The new logo for the Metropolitan Museum of Art consists of two short words — THE MET — in red lettering that appear to flow into one another. Global branding firm Wolff Olins is responsible for the new symbol, which takes the place of the museum’s capital M, which debuted in 1971 based on Pacioli’s 1509 woodcut held in the Met’s collection.
The identity is the result of a two and a half year collaboration between Wolff Olins and a cross-disciplinary team at The Met, including Senior Vice President for Marketing and External Relations Cynthia Round and Head of Design Susan Sellers and regular input from an Advisory Council made up of 28 leaders across the Museum.
Together, the team developed a strategy focused on making the Museum more open and accessible to users, and more coherent as a holistic experience across the soon-to-be three locations — The Met Fifth Avenue, The Met Cloisters and The Met Breuer on Madison Avenue — and online. Lisa Smith, Creative Director and Head of Design at Wolff Olins (and a GDUSA 2016 Person To Watch), says, in part, ‘the Museum is now equipped with a robust, coherent identity system to bring to life a more open experience for all.”

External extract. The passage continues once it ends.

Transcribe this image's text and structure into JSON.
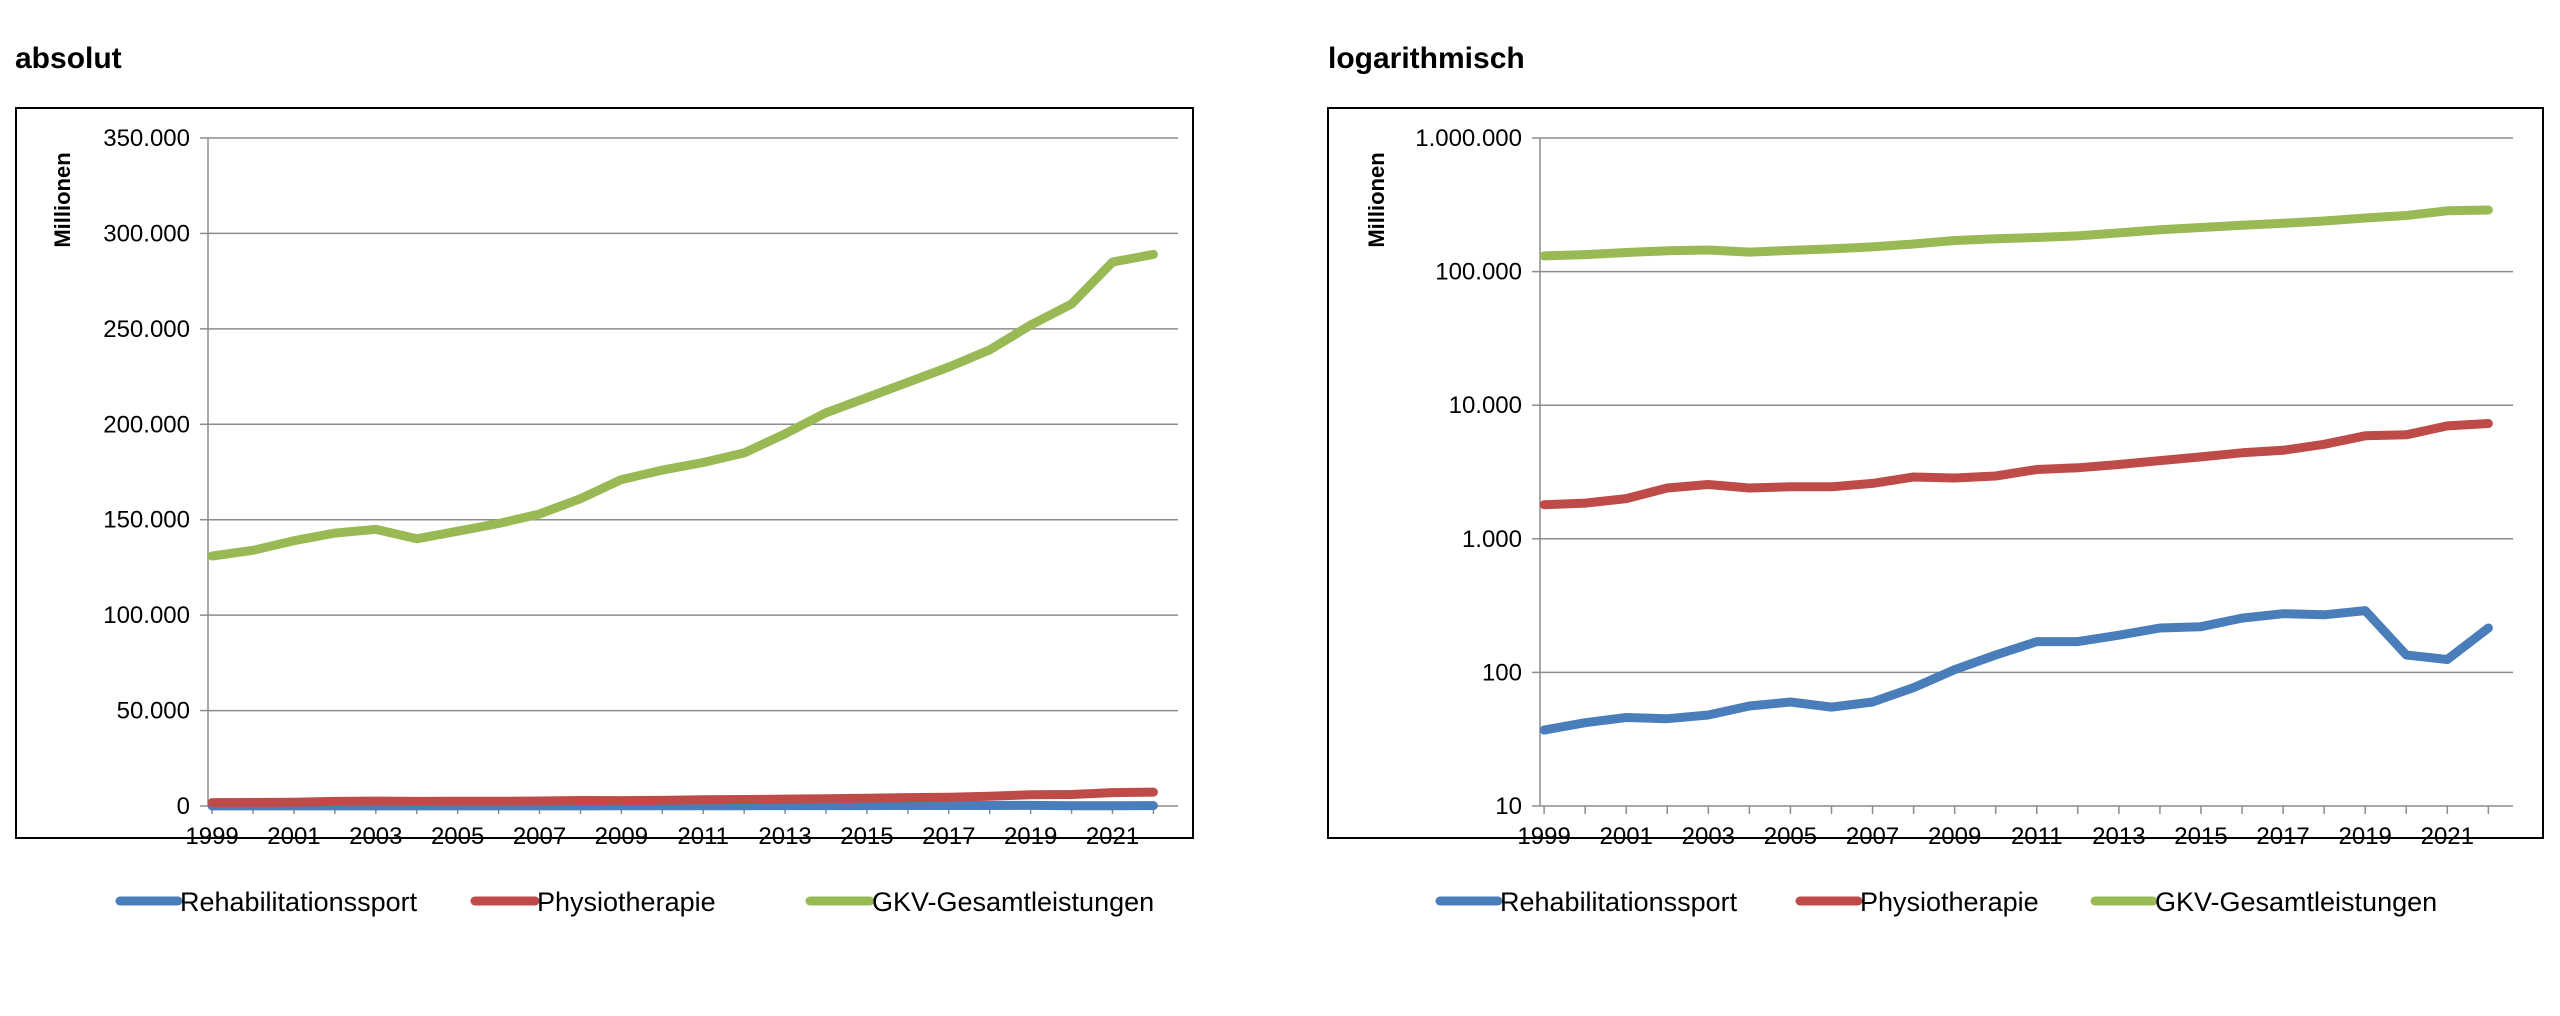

A decision was made early on to lead with the ‘common use” name The Met as it speaks to all audiences in a more welcoming and accessible tone. All three locations of The Met will now be unified under the name and logo The Met, which will be localized for each site: The Met Fifth Avenue, The Met Breuer, The Met Cloisters.
The logo has generated the most push back, especially on social media. Cultural critic John Davidson of New York Magazine and Vulture.com, for example, describes it as a typographic bus crash. Karem Rashid told The New York Times that the design, which has started to appear on collateral and signage, is “atrocious.”
Wolff Olins describes it as “a unique drawing inspired by the idea of making ‘connections’ — helping users connect ideas across time and culture, across the collection, between themselves and the art they interact with. The letterforms are connected together in bespoke ways and combine both serif and sans-serif letterforms — a deliberate move to incorporate both classical and modern ideas, a nod to the fact that The Met spans 5,000 years of art. Red was chosen as significant part of the new identity because it embodies passion and vitality, and has done across time and culture.”
The Museum has also fired back, stating that there are always those who resist change but that the design works “because it represents something simple, bold, and indisputable: The Met is here for everyone … The new logo no longer relies on symbols and, instead, is based on the commonly used name ‘The Met,’ which has an immediacy that speaks to all audiences.”